Um dos mais famosos “cases” da propagada brasileira é um anúncio de bondes: “Veja, ilustre passageiro, o belo tipo faceiro que o senhor tem ao seu lado. E, no entanto, acredite, quase morreu de bronquite, salvou-o o Rum Creosotado”. O poeta Bastos Tigres levou a fama, mas a autoria seria do farmacêutico Ernesto de Souza (1864-1928), criador da fórmula, que até hoje serve de exemplo nas escolas de comunicação, por causa da simplicidade de seus versos. De acordo com o anúncio publicado no jornal Correio da Manhã, de 8 de agosto de 1920, a fórmula do Rum Creosotado, produzido pela centenária Drogaria Granado, era mesmo aquela que aparece na propaganda, com “fartos elementos para a hygiene dos pulmões”: iodo, hypophosphito de sódio (NaH2PO2), e de cálcio [Ca(H2PO2)2]. Naquela época, como grande público tinha baixa escolaridade, os versos e a ilustração facilitavam a propagação do anúncio boca a boca.
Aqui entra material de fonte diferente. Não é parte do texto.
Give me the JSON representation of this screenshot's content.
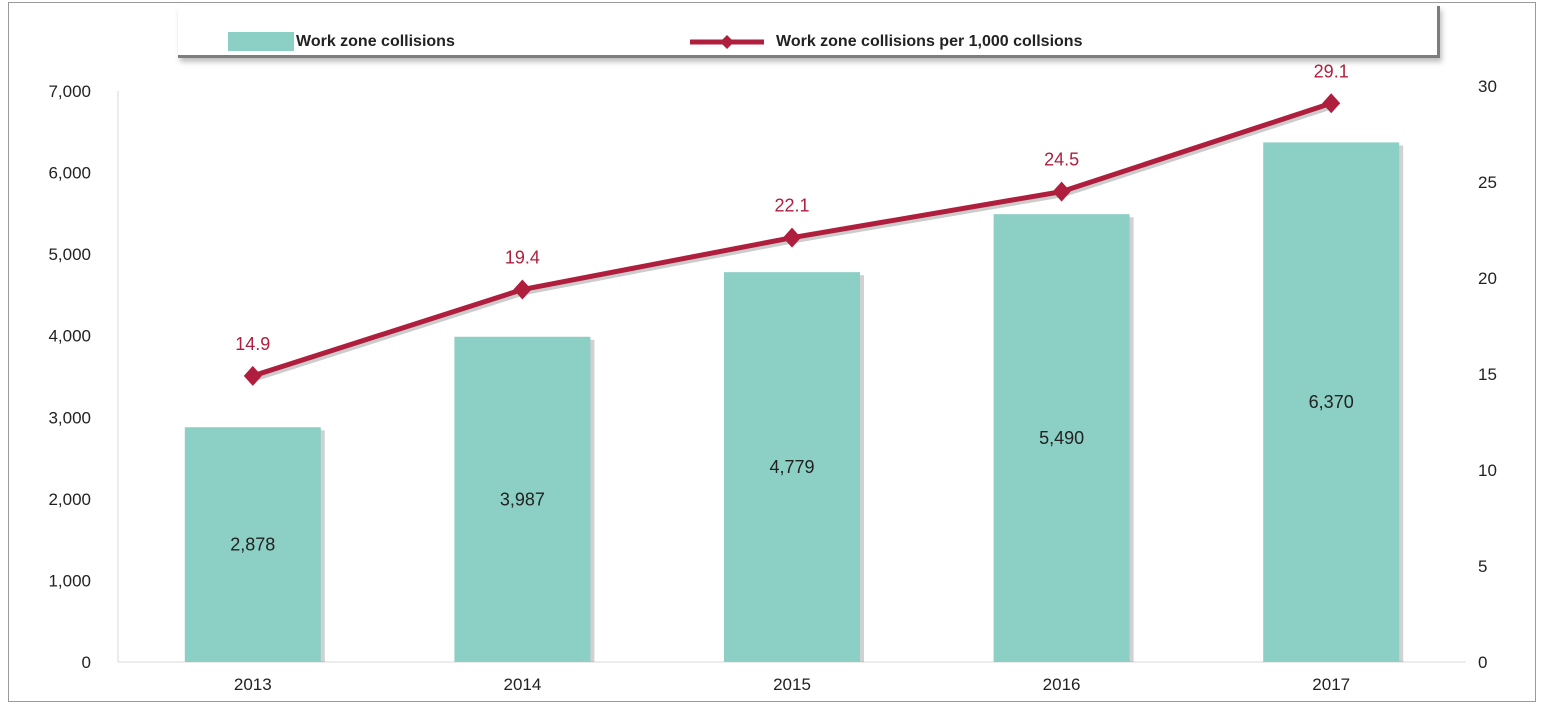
{
  "legend": {
    "bars_label": "Work zone collisions",
    "line_label": "Work zone collisions per 1,000 collsions"
  },
  "colors": {
    "bars": "#8ccfc4",
    "line": "#b01e3e",
    "line_labels": "#b01e3e",
    "axis_text": "#222222"
  },
  "chart_data": {
    "type": "bar",
    "categories": [
      "2013",
      "2014",
      "2015",
      "2016",
      "2017"
    ],
    "series": [
      {
        "name": "Work zone collisions",
        "type": "bar",
        "axis": "left",
        "values": [
          2878,
          3987,
          4779,
          5490,
          6370
        ],
        "data_labels": [
          "2,878",
          "3,987",
          "4,779",
          "5,490",
          "6,370"
        ]
      },
      {
        "name": "Work zone collisions per 1,000 collsions",
        "type": "line",
        "axis": "right",
        "values": [
          14.9,
          19.4,
          22.1,
          24.5,
          29.1
        ],
        "data_labels": [
          "14.9",
          "19.4",
          "22.1",
          "24.5",
          "29.1"
        ]
      }
    ],
    "y_left": {
      "ylim": [
        0,
        7000
      ],
      "ticks": [
        "0",
        "1,000",
        "2,000",
        "3,000",
        "4,000",
        "5,000",
        "6,000",
        "7,000"
      ]
    },
    "y_right": {
      "ylim": [
        0,
        30
      ],
      "ticks": [
        "0",
        "5",
        "10",
        "15",
        "20",
        "25",
        "30"
      ]
    },
    "grid": false,
    "legend_position": "top"
  }
}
Seu principal concorrente era o Biotônico Fontoura, criado em 1910 pelo médico Cândido Fontoura para sua esposa. Seu amigo Monteiro Lobato, que tomava o produto para combater o cansaço, batizou a fórmula exaltando suas propriedades e o nome do criador. O Biotônico ganhou muita fama por causa da Lei Seca dos Estados Unidos (1920-1933), para onde foi exportado e fez muito sucesso como remédio que podia ser comprado nas farmácias, mas que servia para aliviar a abstinência dos beberrões, por causa do teor de 9,5% de álcool. No Brasil, era usado como abridor de apetite das crianças, misturado com leite condensado e ovos de pata, um coquetel antianêmico. Em 2001, a Anvisa proibiu que produtos destinados às crianças tivessem qualquer quantidade de álcool em sua composição, razão pela qual o produto foi modificado, ganhando os sabores morango e uva, sem álcool, para as crianças. Rico em ferro, é vendido até hoje, por R$ 26.
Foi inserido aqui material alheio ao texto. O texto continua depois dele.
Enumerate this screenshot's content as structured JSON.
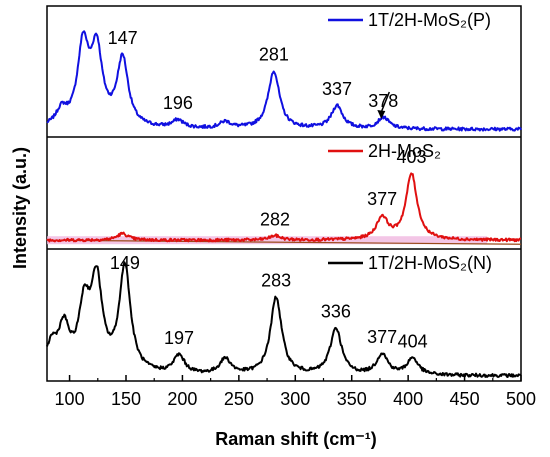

A propósito do tipo faceiro, ilustre passageiro ao lado, era o caso do secretário de Comunicação da Presidência da República, Fábio Wajngarten, que viajou aos Estados Unidos com o presidente Jair Bolsonaro e seus familiares e está com coronavírus. Toda a comitiva presidencial — parentes, ministros, assessores civis e militares, parlamentares — fez exames ontem para saber se alguém mais foi contaminado. Fábio está em isolamento, depois de fazer novo exame em São Paulo; o resultado da contraprova confirmou a infecção. Bolsonaro, a primeira-dama Michelle e o deputado Eduardo Bolsonaro (PSL-SP), filho do presidente da República, fizeram o teste no Palácio da Alvorada, residência oficial da Presidência da República, e não apresentam sintomas da doença.
Desdenhar do coronavírus é a mesma coisa que acreditar que o Rum Creosodato resolveria o problema dos pulmões, numa época em que a penicilina não havia sido descoberta e, por isso mesmo, não existiam antibióticos capazes de curar a tuberculose, e a pneumonia era quase fatal. Essa suposição é alimentada pela baixa letalidade da epidemia (entre 0,5% e 3,5% dos infectados), que atinge grupos de risco (cardiopatas, diabéticos e idosos). O problema é a velocidade da propagação da epidemia, que aumenta sua letalidade por causa da incapacidade de o sistema de saúde atender o crescimento exponencial de casos graves, que exigem entubação dos pacientes em leitos de UTIs. Até a volta dos Estados Unidos, Bolsonaro tratava o assunto de forma até leviana, comparando o coronavírus a uma simples gripe e culpando a imprensa — sempre ela — pelo justificado temor que se disseminou na população, o que é muito diferente de pânico.
Escolhas
Trata-se de uma escolha de Sofia (decisão difícil sob pressão e enorme sacrifício pessoal, como a vista no filme homônimo de 1982, que valeu a Meryl Streep o Oscar de melhor atriz), entre a redução das atividades da sociedade, principalmente as aglomerações e circulação das pessoas, com consequente redução da atividade econômica, ou o colapso do sistema de saúde, sem leitos, máscaras, tomógrafos, respiradores e outros equipamentos para quem precisa, provocando o aumento do número de mortos. A capacidade de reação dos países à epidemia é mais ou menos proporcional à envergadura de seu sistema de saúde, nível de esclarecimento da população e escala de medidas de contenção da epidemia por parte dos governos.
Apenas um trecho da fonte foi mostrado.